Leverage keywords of early Chinese periodicals’ images: towards a knowledge organization system, contextualization and visualization

Introduction Big data and text analysis together have been increasingly used in recent years, but images within texts are not fully analyzed yet. Therefore, providing subject terms or keywords manually has been one of the most important means of enabling users to access and locate images. The study aims at exploring the potentials of keywords of images for digital humanities by constructing a knowledge organization system and the visual contextualization. 

The study selected 827 images in “The Crystal” (1919 and 1940, a Chinese magazine in Shanghai), available from the Early Chinese Periodicals Online (ECPO), and analyzed their 1,958 keywords in the metadata records, which are both Chinese and English assigned by the researchers of the ECPO Project collaborated between University of Heidelberg and Academia Sinica.

Method: First step was to map these bilingual keywords into the Getty Research Institute’s Art & Architecture Thesaurus (AAT), and produced a micro-knowledge organization system, ECPO-KOS, with six facets and seventeen hierarchies. Second step was to visualize the networks of the keywords and attributes of the images with visualization platform Gephi. Last, the studies interviewed three researchers whose are experts of Women in Modern China, to explore if the microknowledge organization system and the network visualization tool can provide any help and insight.

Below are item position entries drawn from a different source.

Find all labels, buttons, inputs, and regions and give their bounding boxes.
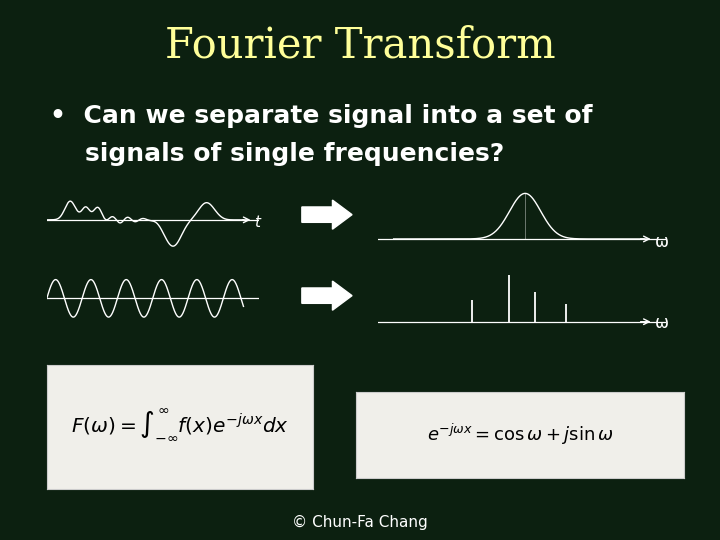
Text: t: t	[254, 215, 261, 230]
Text: •  Can we separate signal into a set of: • Can we separate signal into a set of	[50, 104, 593, 128]
Text: ω: ω	[655, 233, 669, 251]
FancyArrow shape	[302, 281, 352, 310]
Text: Fourier Transform: Fourier Transform	[165, 25, 555, 67]
FancyArrow shape	[302, 200, 352, 229]
Text: $F(\omega)=\int_{-\infty}^{\infty} f(x)e^{-j\omega x}dx$: $F(\omega)=\int_{-\infty}^{\infty} f(x)e…	[71, 407, 289, 442]
Text: $e^{-j\omega x}=\cos\omega + j\sin\omega$: $e^{-j\omega x}=\cos\omega + j\sin\omega…	[427, 422, 613, 447]
Text: ω: ω	[655, 314, 669, 332]
Text: © Chun-Fa Chang: © Chun-Fa Chang	[292, 515, 428, 530]
Text: signals of single frequencies?: signals of single frequencies?	[50, 142, 505, 166]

Preliminary Results 1. The keywords can be mapped into 6 Facets of the AAT, except the Styles and Periods Facet(Fig.1). The AAT conceptual structure could be an aid providing better organizing and understanding of these keywords. For instance, the properties between concepts, and the hierarchies of keywords that originally are flat structure. 2. The study used modularity to examine module classes and their possible themes in keyword networks(Fig.2). There are 32 classes, for instance, one of the modularity classes includes music, stars, gossip, movie, art (green color in Fig.2), which might be labeled as themes of amusement or popular culture. In addition, we introduce betweenness centrality to measure how often a keyword appears on shortest paths between keywords in the network. The bigger nodes shows that the keywords might be the brokers across more themes. 3. We demonstrated how keywords in a specific Facet relate to other Facets(Fig.3), for instance, in the keywords of Associate Concepts Facet, female relates to topics of amusement, however, male has more diverse topics including amusement, war, antiJapan movement and military (Fig. 4) . 4. The interviews have showed that the scholars recognized the potential of the microknowledge organization system and visualization might enhance their studies, especially when these are the parts of the personal research tools.

Main Contributions of this Study 1. Providing a set of methodology and implementation research where the AAT-based knowledge organization system, with facet analysis theoretical basis, can allocate the images’ keywords at different facets and the potential applications of Linked Open Data; 2. Presenting different types of networks using social network analysis tools which could provide clues of contextualization, and inspire researchers’ proposing further enquiries.